“So you see my peace of mind is quite safe. Mr. Pond is right, of course....” And then, thinking that this cool distance was rather absurd under the circumstances, she added in a friendlier way: “But why aren’t you the Director here, instead of Mr. Pond? I should think you would be, since it’s your Settlement.”
But the result of that was only to bring new stiffness into the strange young man’s manner.
“My Settlement!... Oh, I beg that you won’t speak or think of it in that way. I assure you I’ve nothing at all to do with it, other than as one worker out of many.”
Her unwarlike reply was: “Well, I haven’t told anybody.”
She glanced at him with a touch of bewilderment, and glanced away again, turning toward the door. Surely he had not always been like this....
“Mr. Avery will think I’m lost,” said Cally.
However, Mr. V.V. successfully checked her departure, saying:
“I’m sure you can be of the realest help to the Settlement, Miss Heth, if you care to be.” And, then, veering abruptly, he said with his air of making a plunge: “But I must take this opportunity to speak to you of another matter. A matter which, I fear, will be disagreeable to you.”
That sufficiently arrested her; she stood looking at him, with a conflict of sensations within. Faces of Settlementers appeared in the door, looked in at the bare room, passed from view again. The tall young man in the new suit pushed back his hair, with the quaint gesture he had.
“You once said,” he continued, in a voice of light hardness, “that I brought you nothing but trouble. That seems to continue true, though perhaps you won’t regard this as so—so serious....”

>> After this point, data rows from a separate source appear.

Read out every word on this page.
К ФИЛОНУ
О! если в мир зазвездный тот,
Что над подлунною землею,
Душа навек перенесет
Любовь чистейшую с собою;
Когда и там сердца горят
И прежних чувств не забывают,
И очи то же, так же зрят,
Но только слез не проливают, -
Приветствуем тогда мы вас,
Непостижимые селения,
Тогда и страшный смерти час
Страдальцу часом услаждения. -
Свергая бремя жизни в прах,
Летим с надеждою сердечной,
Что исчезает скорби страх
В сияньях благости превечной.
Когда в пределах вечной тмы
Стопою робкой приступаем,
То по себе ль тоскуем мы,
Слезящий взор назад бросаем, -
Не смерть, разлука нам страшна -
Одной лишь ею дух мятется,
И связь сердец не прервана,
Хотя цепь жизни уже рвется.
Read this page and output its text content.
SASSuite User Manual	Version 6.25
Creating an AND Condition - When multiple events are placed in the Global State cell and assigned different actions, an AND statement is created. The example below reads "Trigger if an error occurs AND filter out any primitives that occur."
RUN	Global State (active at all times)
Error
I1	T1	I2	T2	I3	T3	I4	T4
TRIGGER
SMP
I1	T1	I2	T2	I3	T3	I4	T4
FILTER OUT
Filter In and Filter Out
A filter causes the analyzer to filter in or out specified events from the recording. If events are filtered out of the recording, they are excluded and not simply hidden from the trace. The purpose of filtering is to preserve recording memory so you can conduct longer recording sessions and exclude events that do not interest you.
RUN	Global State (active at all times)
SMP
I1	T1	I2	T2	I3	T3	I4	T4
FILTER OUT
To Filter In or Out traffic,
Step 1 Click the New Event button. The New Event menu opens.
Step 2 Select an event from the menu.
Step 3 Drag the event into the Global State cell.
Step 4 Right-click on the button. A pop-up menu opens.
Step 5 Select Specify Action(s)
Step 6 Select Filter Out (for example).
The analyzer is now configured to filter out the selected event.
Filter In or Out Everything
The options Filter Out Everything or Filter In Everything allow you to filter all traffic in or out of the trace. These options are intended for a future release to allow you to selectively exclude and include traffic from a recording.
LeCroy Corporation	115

Trouble? More trouble for Cally Heth?
“Why—what do you mean?”
“The question of the Heth Works—has come up again. That, at least, is the particular application. Of course many other factories are involved.”
The girl was completely taken aback. “Why, I don’t understand. What has come up?”
He then explained himself, in well-ordered sentences:
“The State Labor Commission feels strongly that the public good demands a new factory law at this time, requiring all owners to conform to a certain higher standard of comfort and safety for their employees. I must add that I fully share the Commission’s feeling. It is considered that some publicity in the press is needed, preparing the public mind for a progressive law by showing what present conditions are. A series of articles has been decided upon, to begin about the first of November and continue daily till the legislature meets in January. I have agreed to write these articles. I thought it only fair,” he ended short, “to tell you this.”